Gomila Park turns out to be a duo of Swedes, Martin Rössel working with Carl Michael von Hausswolff, of all people. It feels like we haven’t heard from good old CMVH in many a moon; he’s a long-serving genius of subtle but fatal noise-emissions, a man whose every move is calibrated to produce maxium devastation in the populace while still staying below radar. He’s one of our most trusted agents. I know precisely zero about Martin Rössel, except he deserves our respect as the member of an early 1980s Swedish electronic band called Dom Dummaste, which he did with Lars Cleveman. He might make his bed on the slightly poppier side of things than CMVH if an album like 1984’s För Mycket Tid is reliable evidence.

Gomila Park’s Ununoctium EP (RASTER-NOTON R-N 118) is just three tracks, presenting a form of conceptual techno that’s both intriguing and almost danceable. Certainly the A-side ‘Leibniz’ is bound to please dancefloor gauchos who enjoy a slab of heavy-metal distorted guitar added to their daily beats, and it emerges as a grandiloquent statement in support of the record’s theme – which is an oblique tribute to the early scientists whose work developed the binary system, and (by implication) ultimately led to digital technology.
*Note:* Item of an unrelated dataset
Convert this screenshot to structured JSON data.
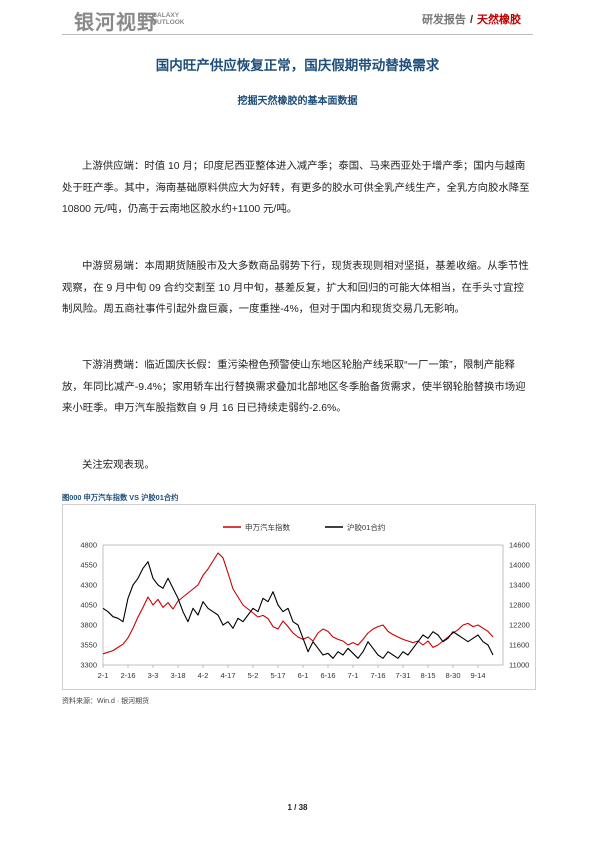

If Carl Michael’s work has any value, and I would say it does, it’s because he’s always exploring the fundamental roots of any idea or object, hoping to question our assumptions in a critical fashion, and remind us of the hard facts about everything from an airport to a skyscraper.

Said theme continues on the B-side, with low-key drum-machine anthems dedicated to the Renaissance philosopher Ramon Lull, and another track called simply ‘Calculus’. These two tunes appeal to me more than the bombastic A-side and are high-grade examples of imaginative “dark wave” electro bounce, but taken as a whole these three cuts descry a trajectory that is none too sanguine; we start out confident, and end up uncertain and cold. Whatever particular narrative Gomila Park have in mind with moving us from Leibniz to Calculus in this way, it’s clear they aren’t very optimistic about its outcome. Arrived 14th April 2015.